Dans un geste qu'on ne peut qualifier que de « classique », Israël a lancé des frappes aériennes dans le sud du Liban quelques heures seulement après que ses émissaires ont accepté avec le gouvernement libanais de prolonger un cessez-le-feu. Les frappes ont tué au moins six personnes, dont trois ambulanciers dans un centre de santé, car rien ne dit « paix » comme bombarder les secouristes.
Mais attendez, ce n'est pas tout. Israël a également confirmé avoir tué le chef militaire du Hamas, Izz al-Din al-Haddad, lors d'une frappe ciblée à Gaza vendredi. Al-Haddad, l'un des commandants supérieurs derrière les attaques du 7 octobre 2023 qui ont tué environ 1 200 personnes et pris plus de 250 otages, a été confirmé mort par un porte-parole du Hamas et par sa propre famille. Son corps a été enveloppé dans les drapeaux du Hamas et palestiniens lors de ses funérailles à Gaza, car même dans la mort, le symbolisme doit être impeccable.
Al-Haddad était membre de la section Majd des Brigades Qassam, chargée de traquer les collaborateurs, et siégeait au Conseil militaire du Hamas. Ses deux fils ont été tués plus tôt dans la guerre, et la frappe de vendredi a également coûté la vie à sa femme et à sa fille. Le chef d'état-major de l'armée israélienne a qualifié sa mort d'« opération significative », ce qui est une façon de décrire le meurtre de toute une famille.
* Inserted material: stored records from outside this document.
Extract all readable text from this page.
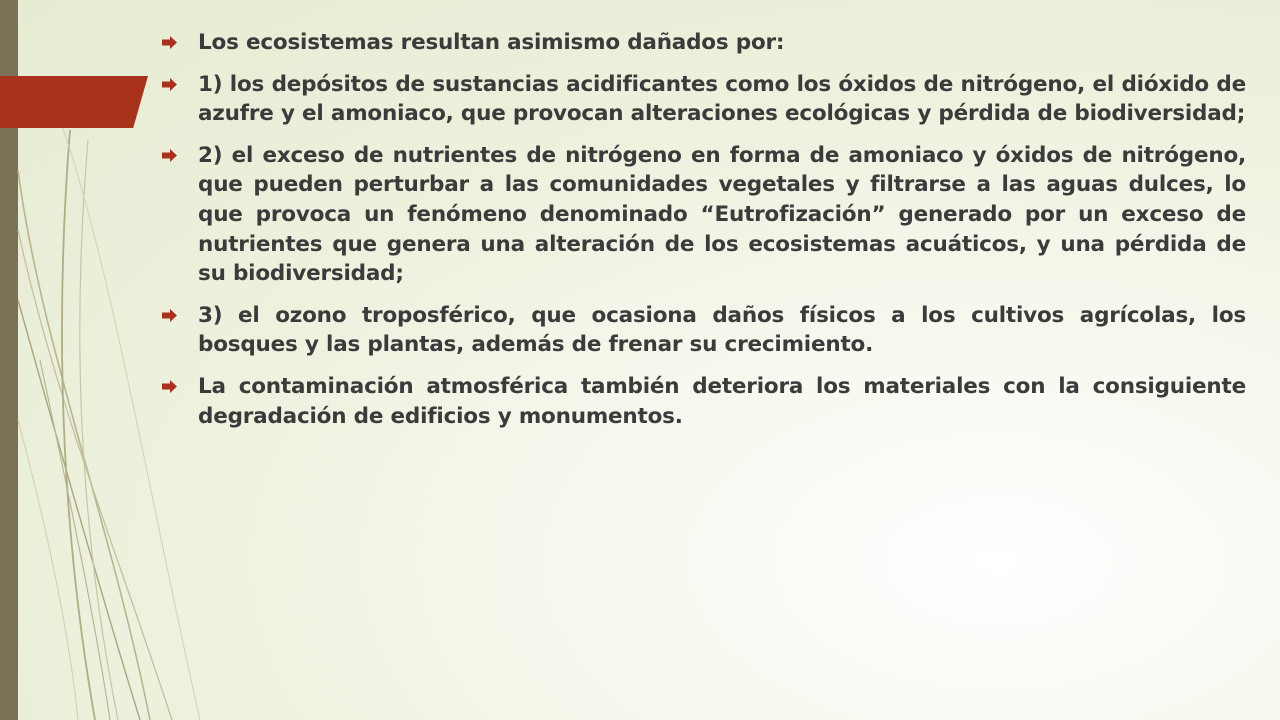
Los ecosistemas resultan asimismo dañados por:
1) los depósitos de sustancias acidificantes como los óxidos de nitrógeno, el dióxido de azufre y el amoniaco, que provocan alteraciones ecológicas y pérdida de biodiversidad;
2) el exceso de nutrientes de nitrógeno en forma de amoniaco y óxidos de nitrógeno, que pueden perturbar a las comunidades vegetales y filtrarse a las aguas dulces, lo que provoca un fenómeno denominado “Eutrofización” generado por un exceso de nutrientes que genera una alteración de los ecosistemas acuáticos, y una pérdida de su biodiversidad;
3) el ozono troposférico, que ocasiona daños físicos a los cultivos agrícolas, los bosques y las plantas, además de frenar su crecimiento.
La contaminación atmosférica también deteriora los materiales con la consiguiente degradación de edificios y monumentos.
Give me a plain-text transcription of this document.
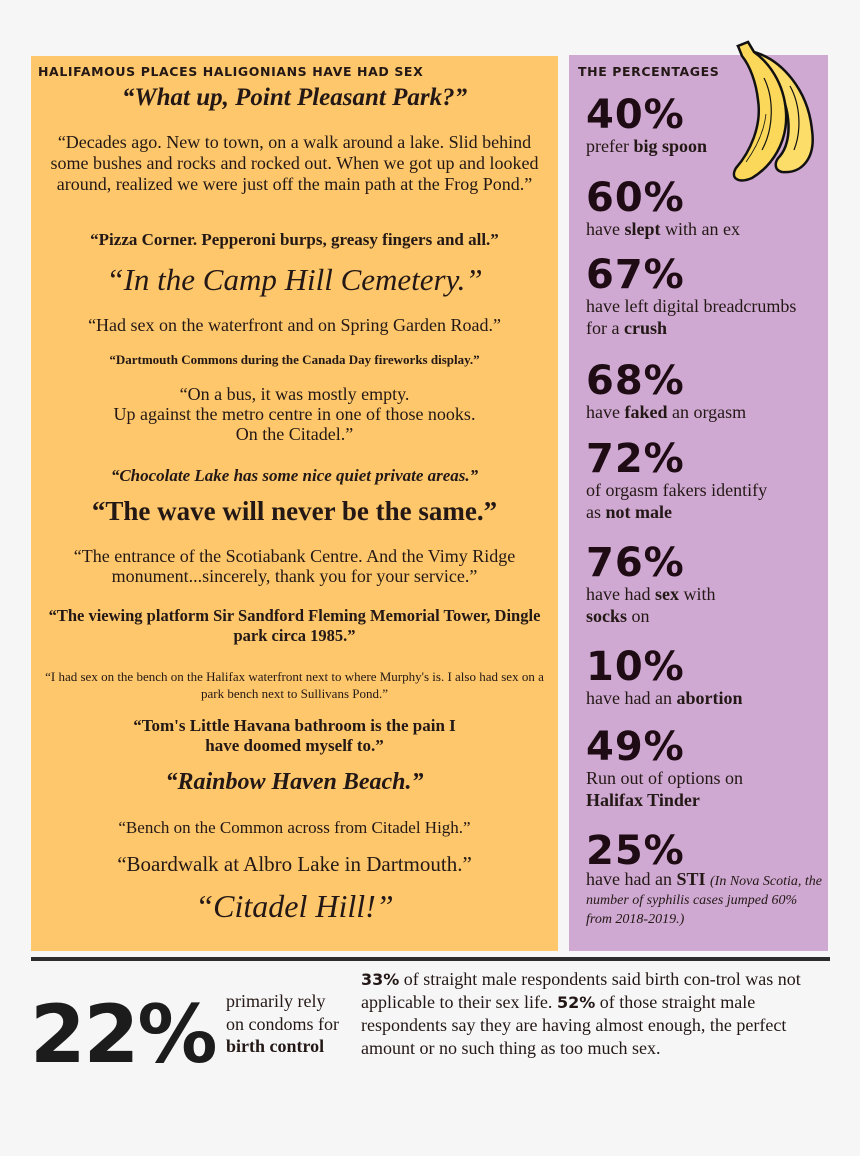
HALIFAMOUS PLACES HALIGONIANS HAVE HAD SEX
“What up, Point Pleasant Park?”
“Decades ago. New to town, on a walk around a lake. Slid behind some bushes and rocks and rocked out. When we got up and looked around, realized we were just off the main path at the Frog Pond.”
“Pizza Corner. Pepperoni burps, greasy fingers and all.”
“In the Camp Hill Cemetery.”
“Had sex on the waterfront and on Spring Garden Road.”
“Dartmouth Commons during the Canada Day fireworks display.”
“On a bus, it was mostly empty.
Up against the metro centre in one of those nooks.
On the Citadel.”
“Chocolate Lake has some nice quiet private areas.”
“The wave will never be the same.”
“The entrance of the Scotiabank Centre. And the Vimy Ridge monument...sincerely, thank you for your service.”
“The viewing platform Sir Sandford Fleming Memorial Tower, Dingle park circa 1985.”
“I had sex on the bench on the Halifax waterfront next to where Murphy's is. I also had sex on a park bench next to Sullivans Pond.”
“Tom's Little Havana bathroom is the pain I have doomed myself to.”
“Rainbow Haven Beach.”
“Bench on the Common across from Citadel High.”
“Boardwalk at Albro Lake in Dartmouth.”
“Citadel Hill!”
THE PERCENTAGES
40%
prefer big spoon
60%
have slept with an ex
67%
have left digital breadcrumbs for a crush
68%
have faked an orgasm
72%
of orgasm fakers identify as not male
76%
have had sex with
socks on
10%
have had an abortion
49%
Run out of options on Halifax Tinder
25%
have had an STI (In Nova Scotia, the number of syphilis cases jumped 60% from 2018-2019.)
22% primarily rely on condoms for
birth control
33% of straight male respondents said birth con-trol was not applicable to their sex life. 52% of those straight male respondents say they are having almost enough, the perfect amount or no such thing as too much sex.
Pendant ce temps, la région est au bord d'une guerre à grande échelle. Des rapports suggèrent que Donald Trump a été informé des options militaires en Iran, s'il décidait de rompre une trêve vieille de cinq semaines et de reprendre les frappes pour obtenir un meilleur levier de négociation. Car rien ne dit « diplomatie » comme menacer de plus de bombes.
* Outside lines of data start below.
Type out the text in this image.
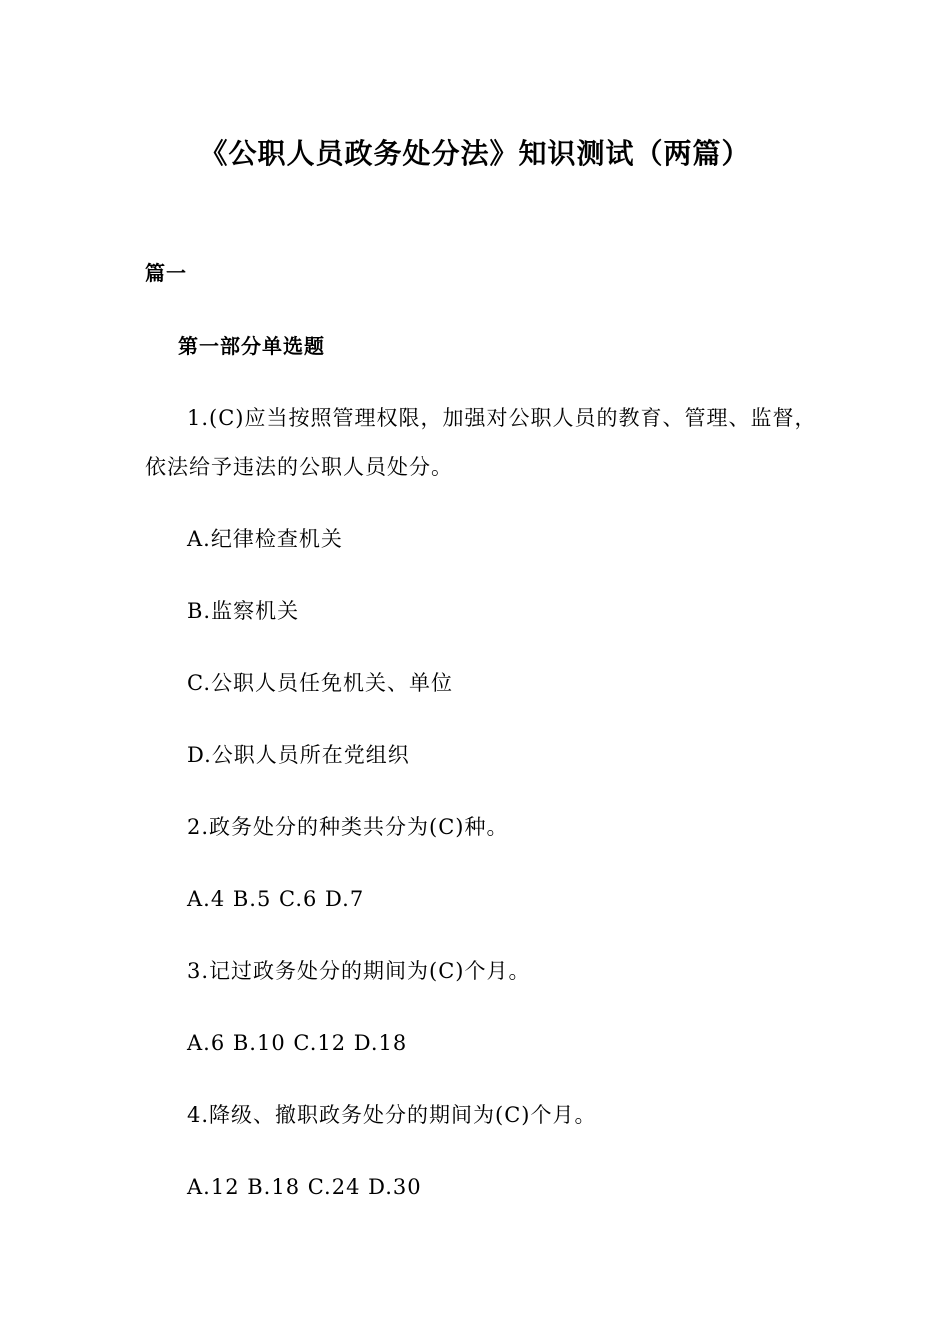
《公职人员政务处分法》知识测试（两篇）
篇一
第一部分单选题
1.(C)应当按照管理权限，加强对公职人员的教育、管理、监督，
依法给予违法的公职人员处分。
A.纪律检查机关
B.监察机关
C.公职人员任免机关、单位
D.公职人员所在党组织
2.政务处分的种类共分为(C)种。
A.4 B.5 C.6 D.7
3.记过政务处分的期间为(C)个月。
A.6 B.10 C.12 D.18
4.降级、撤职政务处分的期间为(C)个月。
A.12 B.18 C.24 D.30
Au Liban, au moins cinq villages ont été touchés par des frappes, les forces israéliennes prétendant viser des « infrastructures du Hezbollah ». Les autorités libanaises ont signalé une frappe aérienne sur une clinique gérée par le Comité islamique de la santé, lié au Hezbollah, tuant six personnes, dont trois ambulanciers. Israël a déclaré avoir tué des militants qui se préparaient à tirer des roquettes, mais les ambulanciers pourraient contester ce point s'ils n'étaient pas, vous savez, morts.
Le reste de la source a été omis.